Savile case: '300 alleged victims'

Hillingdon Times: Police investigating the Jimmy Savile abuse scandal are following more than 400 lines of inquiry linked to around 300 alleged victims Police investigating the Jimmy Savile abuse scandal are following more than 400 lines of inquiry linked to around 300 alleged victims

Police investigating the Jimmy Savile abuse scandal are dealing with around 300 alleged victims, Scotland Yard revealed.

Commander Peter Spindler said officers are following more than 400 lines of inquiry linked to the victims, of whom all except two are women.

He said investigators have so far spoken to 130 people who have come forward, and 114 allegations of crime have emerged. Officers are using a "triage" approach, first making contact with victims by phone to get initial details of their allegations, Mr Spindler said.

He told reporters that most of the allegations are linked to Savile, but some involve others who may have acted with him.

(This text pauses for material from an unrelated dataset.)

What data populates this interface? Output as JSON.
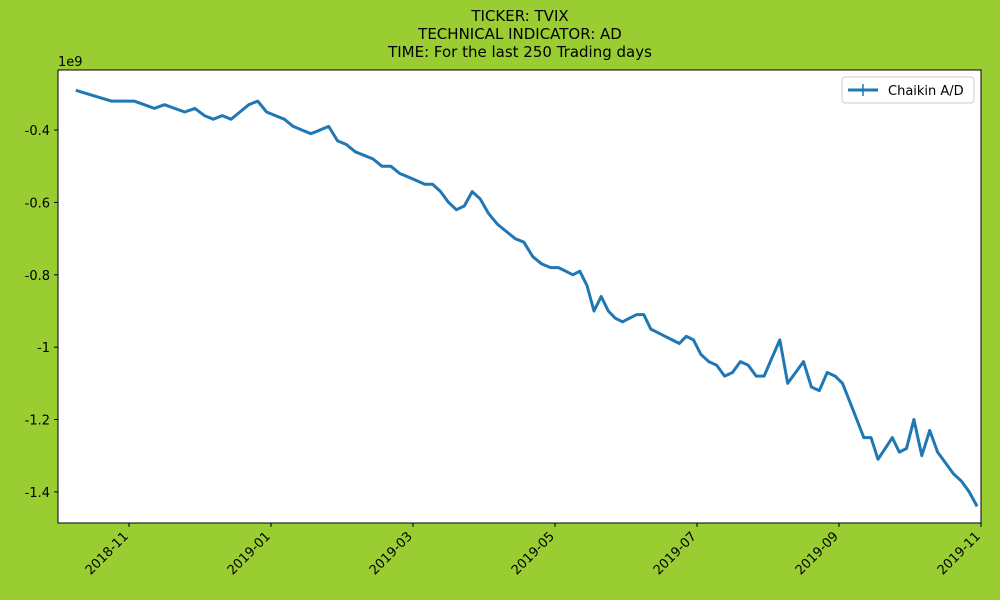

The inquiry will be a "watershed" moment in the investigation of child abuse, he said.

Nobody has yet been arrested or interviewed under caution as yet, but the force is "preparing an arrest strategy".

The Commander said: "There's Savile on his own, and that's the vast majority of what we're being told about, there's Savile and others. And it's the others, if they're living, we can look at them. Then there is a third category which is 'others'." Officers are trying to contact victims as quickly as possible, but for some it is the first time they have spoken about the allegations, Mr Spindler said.

Mr Spindler said Savile was "undoubtedly" one of the most prolific sex offenders of recent history. He said that the weight of evidence against the late DJ was overwhelming. He said: "We have to believe what they are saying because they are all saying the same thing independently."

He said allegations reported that doctors in hospitals had been involved in abuse "hadn't come through to us at the moment".

Mr Spindler said a retired officer had been in touch to say he had investigated Savile in the 1980s while based in west London but he had not had the evidence to proceed. He said he believed the allegation was of an indecent assault on BBC premises but officers have still not found the original file.